When I use "|" as a delimiter, my program seems to take each character
as a new token, instead of tokenizing at the bar. When I use ":" as the
delimiter, I get what I expect when reading "delim.txt".
Am I doing something incorrectly?
"delim.txt":
100:|first:|second:|third
200:|alpha:|beta:|gamma
300:|roy:|gee:|biv
Here is the program:
package scantext;
import java.io.File;
import java.io.FileNotFoundException;
import java.util.Scanner;
public class TheClass {
private static void readFile(String filename, String delim) {
try {
File file = new File(filename);
Scanner scanner = new Scanner(file);
scanner.useDelimiter(System.getProperty("line.separator"));
while (scanner.hasNext()) {
System.out.println();
String theNext = scanner.next();
System.out.println(theNext);
parseline(theNext, delim);
}
scanner.close();
} catch (FileNotFoundException e) {
e.printStackTrace();
}
}
public static void parseline(String line, String delim) {
Scanner lineScanner = new Scanner(line);
lineScanner.useDelimiter(delim);
System.out.println("delimiter is >" + lineScanner.delimiter() + "<");
int a = lineScanner.nextInt();
String b = lineScanner.next();
String c = lineScanner.next();
String d = lineScanner.next();
System.out.println(
"a = " + a +
", b= " + b +
", c = " + c +
", d = " + d);
}
public static void main(String[] args) {
readFile("delim.txt", "|");
System.out.println();
readFile("delim.txt", ":");
}
}
The output is:
100:|first:|second:|third
delimiter is >|<
a = 1, b= 0, c = 0, d = :
200:|alpha:|beta:|gamma
delimiter is >|<
a = 2, b= 0, c = 0, d = :
300:|roy:|gee:|biv
delimiter is >|<
a = 3, b= 0, c = 0, d = :
100:|first:|second:|third
delimiter is >:<
a = 100, b= |first, c = |second, d = |third
200:|alpha:|beta:|gamma
delimiter is >:<
a = 200, b= |alpha, c = |beta, d = |gamma
300:|roy:|gee:|biv
delimiter is >:<
a = 300, b= |roy, c = |gee, d = |biv
cumin - 26 Jan 2007 17:13 GMT
> When I use "|" as a delimiter, my program seems to take each character
> as a new token, instead of tokenizing at the bar. When I use ":" as the
[quoted text clipped - 79 lines]
> delimiter is >:<
> a = 300, b= |roy, c = |gee, d = |biv
never mind...
Alex Hunsley - 28 Jan 2007 17:24 GMT
>>When I use "|" as a delimiter, my program seems to take each character
>>as a new token, instead of tokenizing at the bar. When I use ":" as the
>>delimiter, I get what I expect when reading "delim.txt".
>>
>>Am I doing something incorrectly?
[snip]
>>a = 300, b= |roy, c = |gee, d = |biv
>
> never mind...
Glad you got it sorted. It's often useful in these circumstances (where
you work out the problem yourself) to say what the problem was - it's
helpful to others (educational) - and shows you're interested in
contributing, rather than just getting a question answered.
lex
Andreas Leitgeb - 26 Jan 2007 17:18 GMT
> When I use "|" as a delimiter, my program seems to take each character
> as a new token, instead of tokenizing at the bar. When I use ":" as the
> delimiter, I get what I expect when reading "delim.txt".

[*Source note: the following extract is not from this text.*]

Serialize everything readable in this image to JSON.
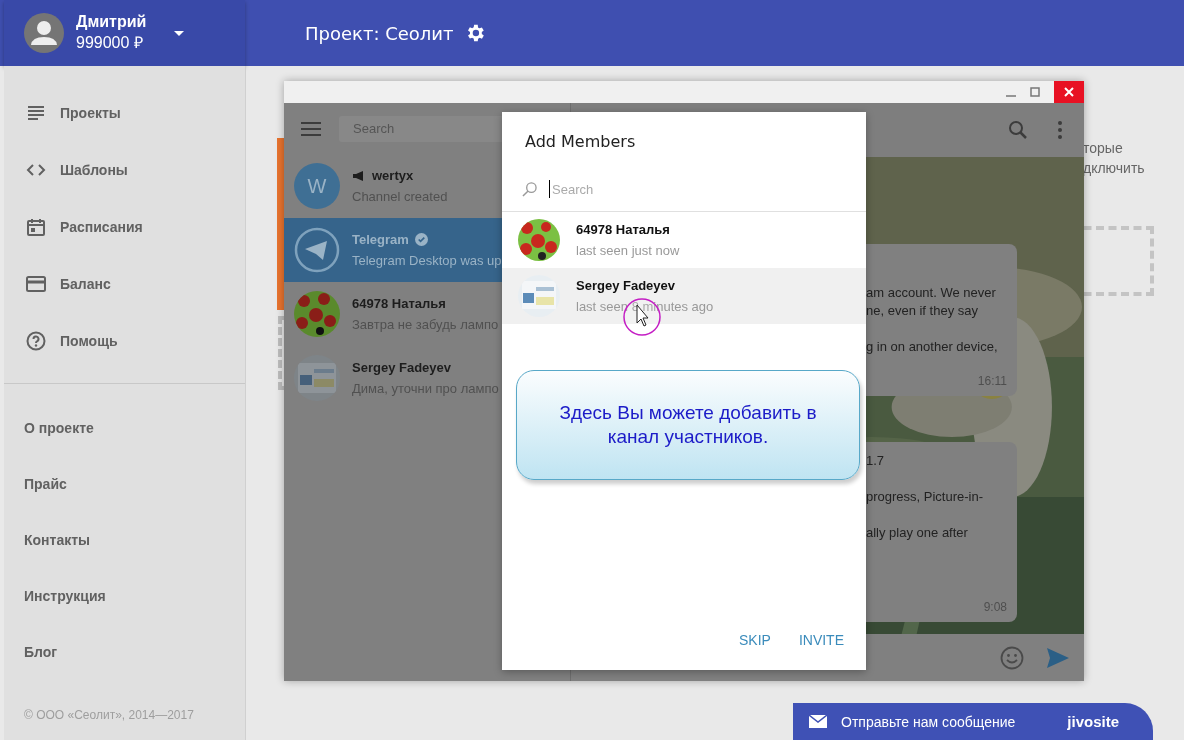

The String you pass as delimiter is actually a Pattern.
"|" as a (regex-)Pattern means "empty or empty", so any
string matches, so every position in your input matches
the delimiter-pattern, so each char is a token on its own.
Use "\\|" to specify a pattern that actually matches only
the literal pipe-char. (you need two backslashes, because
parsing java-string literals "eats" one of them away.)